To affirm that the airplane is going to revolutionize the future is to be guilty of the wildest exaggeration.
-- Scientific American, 1910

During the last 100 years, humans went from walking on Earth to walking on the moon. They went from riding horses to flying jet airplanes. With each decade, aviation technology crossed another frontier, and, with each crossing, the world changed.

During the 20th century, five companies charted the course of aerospace history in the United States. They were the Boeing Airplane Co., Douglas Aircraft Co., McDonnell Aircraft Corp., North American Aviation and Hughes Aircraft. By the dawning of the new millennium, they had joined forces to share a legacy of victory and discovery, cooperation and competition, high adventure and hard struggle.

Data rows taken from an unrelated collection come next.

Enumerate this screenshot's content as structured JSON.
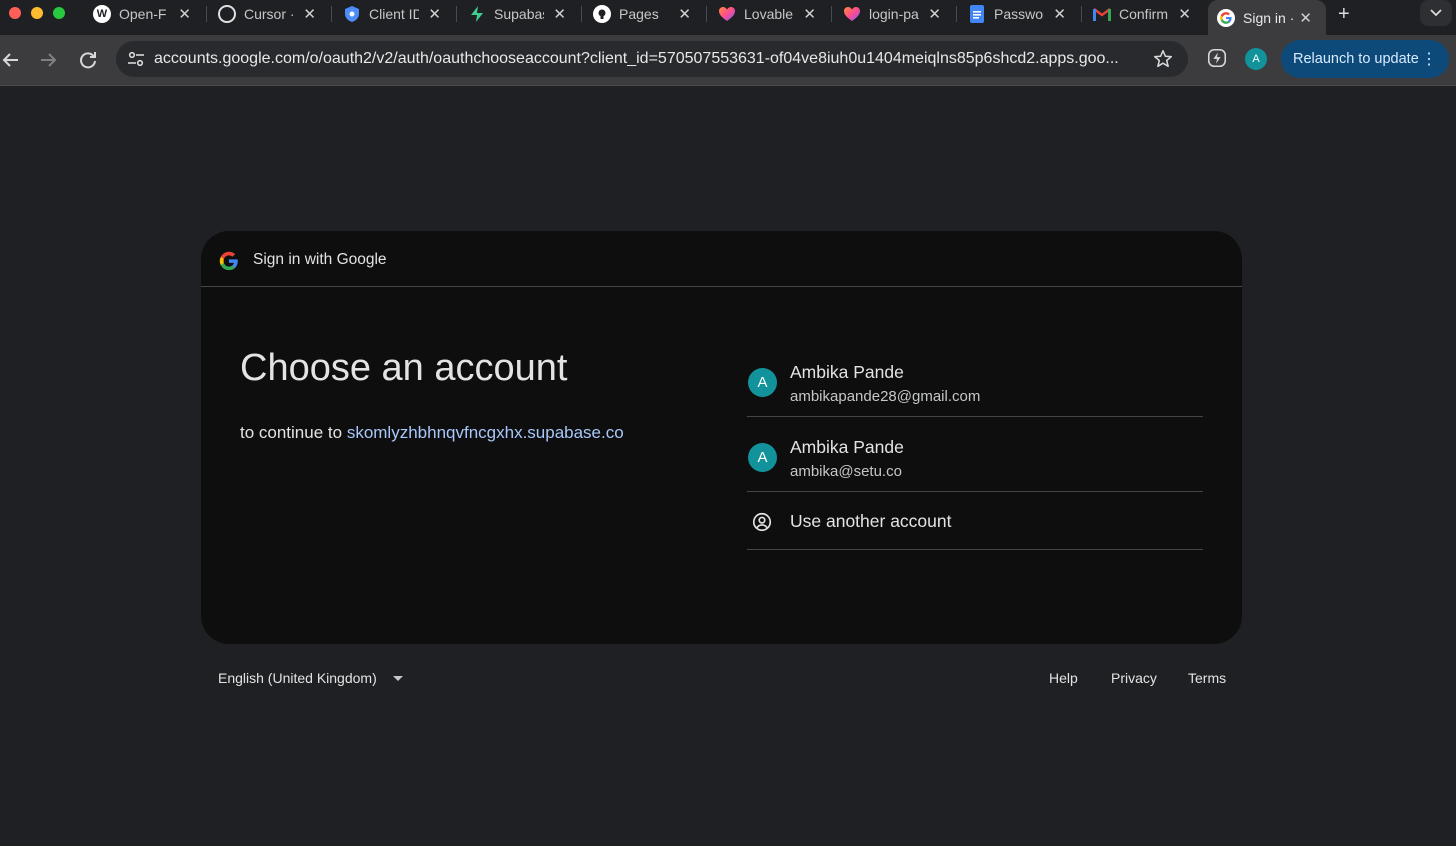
{
  "tabs": [
    {
      "title": "Open-F",
      "icon": "wordpress-icon",
      "color": "#ffffff"
    },
    {
      "title": "Cursor ·",
      "icon": "openai-icon",
      "color": "#ffffff"
    },
    {
      "title": "Client ID",
      "icon": "shield-icon",
      "color": "#4c8df6"
    },
    {
      "title": "Supabase",
      "icon": "supabase-icon",
      "color": "#3ecf8e"
    },
    {
      "title": "Pages",
      "icon": "github-icon",
      "color": "#ffffff"
    },
    {
      "title": "Lovable",
      "icon": "lovable-heart-icon",
      "color": "#ff5c8a"
    },
    {
      "title": "login-pa",
      "icon": "lovable-heart-icon",
      "color": "#ff5c8a"
    },
    {
      "title": "Passwor",
      "icon": "google-docs-icon",
      "color": "#4285f4"
    },
    {
      "title": "Confirm",
      "icon": "gmail-icon",
      "color": "#ea4335"
    },
    {
      "title": "Sign in ·",
      "icon": "google-g-icon",
      "color": "#ffffff"
    }
  ],
  "new_tab_label": "+",
  "address_bar": {
    "url": "accounts.google.com/o/oauth2/v2/auth/oauthchooseaccount?client_id=570507553631-of04ve8iuh0u1404meiqlns85p6shcd2.apps.goo..."
  },
  "profile_initial": "A",
  "relaunch_label": "Relaunch to update",
  "card": {
    "header_title": "Sign in with Google",
    "heading": "Choose an account",
    "continue_prefix": "to continue to ",
    "continue_link": "skomlyzhbhnqvfncgxhx.supabase.co",
    "accounts": [
      {
        "initial": "A",
        "name": "Ambika Pande",
        "email": "ambikapande28@gmail.com"
      },
      {
        "initial": "A",
        "name": "Ambika Pande",
        "email": "ambika@setu.co"
      }
    ],
    "use_another": "Use another account"
  },
  "footer": {
    "language": "English (United Kingdom)",
    "help": "Help",
    "privacy": "Privacy",
    "terms": "Terms"
  },
  "colors": {
    "accent_link": "#a8c7fa",
    "avatar": "#12939c",
    "relaunch_bg": "#0d4a7a"
  }
}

Their stories began with five men who shared the vision that gave tangible wings to the eternal dream of flight. William Edward Boeing, born in 1881 in Detroit, Mich., began building floatplanes near Seattle, Wash. Donald Wills Douglas, born in 1892 in New York, began building bombers and passenger transports in Santa Monica, Calif. James Smith McDonnell, born in 1899 in Denver, Colo., began building jet fighters in St. Louis, Mo. James Howard "Dutch" Kindelberger, born in 1895 in Wheeling, W.Va., began building trainers in Los Angeles, Calif. Howard Hughes Jr. was born in Houston, Texas, in 1905. The Hughes Space and Communications Co. built the world's first geosynchronous communications satellite in 1963.

The companies began their journey across the frontiers of aerospace at different times and under different circumstances. Their paths merged and their contributions are the common heritage of The Boeing Company today.